How empires spread religion

A global map of Christianity is stalked by imperial ghosts.

I have been hunting ghosts. Thomas Hobbes wrote in 1651 that “the Papacy is no other than the ghost of the deceased Roman Empire, sitting crowned upon the grave thereof: for so did the Papacy start up on a sudden out of the ruins of that heathen power.” While I have long known this quote, only recently did I learn of the larger context of what initially seems like a cheap interfaith potshot. Hobbes really pursues the analogy in some detail and makes some good points.

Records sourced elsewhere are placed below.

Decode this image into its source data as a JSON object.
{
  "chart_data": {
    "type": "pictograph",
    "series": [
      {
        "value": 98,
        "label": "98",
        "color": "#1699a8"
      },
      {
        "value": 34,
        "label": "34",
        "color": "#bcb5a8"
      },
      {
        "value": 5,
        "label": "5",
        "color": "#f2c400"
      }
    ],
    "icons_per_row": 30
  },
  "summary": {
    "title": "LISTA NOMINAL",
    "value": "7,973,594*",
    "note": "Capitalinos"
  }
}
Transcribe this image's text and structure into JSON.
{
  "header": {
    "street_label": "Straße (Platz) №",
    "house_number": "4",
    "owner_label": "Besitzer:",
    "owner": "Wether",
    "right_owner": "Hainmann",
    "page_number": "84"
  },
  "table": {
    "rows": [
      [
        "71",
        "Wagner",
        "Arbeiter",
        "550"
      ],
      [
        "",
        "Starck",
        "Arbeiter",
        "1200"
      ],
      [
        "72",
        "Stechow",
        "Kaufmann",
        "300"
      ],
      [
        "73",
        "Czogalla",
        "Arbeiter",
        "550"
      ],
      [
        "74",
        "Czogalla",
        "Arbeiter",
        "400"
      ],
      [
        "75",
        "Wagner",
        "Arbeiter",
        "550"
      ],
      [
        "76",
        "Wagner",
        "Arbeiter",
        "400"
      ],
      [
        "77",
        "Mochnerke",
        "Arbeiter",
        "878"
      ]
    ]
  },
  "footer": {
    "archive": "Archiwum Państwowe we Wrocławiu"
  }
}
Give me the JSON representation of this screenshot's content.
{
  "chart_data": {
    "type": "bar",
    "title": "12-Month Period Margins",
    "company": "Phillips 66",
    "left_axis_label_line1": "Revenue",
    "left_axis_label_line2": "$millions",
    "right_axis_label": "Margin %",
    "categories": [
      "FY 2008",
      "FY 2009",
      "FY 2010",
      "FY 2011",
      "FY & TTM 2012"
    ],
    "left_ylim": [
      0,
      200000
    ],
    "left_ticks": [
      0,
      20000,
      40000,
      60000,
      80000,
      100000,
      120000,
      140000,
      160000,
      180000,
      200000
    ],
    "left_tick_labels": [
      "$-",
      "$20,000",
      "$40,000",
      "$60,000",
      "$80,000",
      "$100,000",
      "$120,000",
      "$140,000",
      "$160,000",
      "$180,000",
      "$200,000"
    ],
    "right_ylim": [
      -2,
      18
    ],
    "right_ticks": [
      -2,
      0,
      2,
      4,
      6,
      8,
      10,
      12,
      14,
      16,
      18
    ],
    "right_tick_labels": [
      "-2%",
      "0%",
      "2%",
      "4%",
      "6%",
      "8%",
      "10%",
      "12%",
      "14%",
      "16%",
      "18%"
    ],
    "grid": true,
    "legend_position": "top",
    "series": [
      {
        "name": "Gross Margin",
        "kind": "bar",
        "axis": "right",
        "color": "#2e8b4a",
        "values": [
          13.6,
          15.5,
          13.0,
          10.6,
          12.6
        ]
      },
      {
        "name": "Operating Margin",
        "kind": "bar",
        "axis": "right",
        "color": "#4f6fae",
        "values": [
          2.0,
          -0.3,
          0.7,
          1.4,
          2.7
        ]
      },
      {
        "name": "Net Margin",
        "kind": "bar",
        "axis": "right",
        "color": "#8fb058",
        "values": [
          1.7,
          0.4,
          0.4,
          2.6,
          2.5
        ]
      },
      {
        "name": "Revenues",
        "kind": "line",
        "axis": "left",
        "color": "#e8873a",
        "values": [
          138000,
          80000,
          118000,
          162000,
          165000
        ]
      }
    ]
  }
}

More to the point, his comments apply to the wider influence of empires on all the world’s faiths, not just Christianity.

Many factors drive the success or failure of religious movements, including demography and climate factors, but the world’s religious history can scarcely be understood except in reference to imperial realities and their stubborn survivals (hence my new book Kingdoms of This World: How Empires Have Made and Remade Religions). However often, and however rightly, we denounce the evils associated with empires—their links to racism and slavery, exploitation and colonialism—empires have also supplied the means by which religions have achieved global scale.

A map of modern Christian populations worldwide is stalked by multiple imperial ghosts. The great centers owe their origins to various Christian empires over the past half millennium: the Spanish, Portuguese, French, Belgian, British, and others. Within those empires, many people moved voluntarily, as settlers and colonists. Others were conquered or enslaved and had a new religious system imposed upon them, although over time many conquered peoples made the religion their own.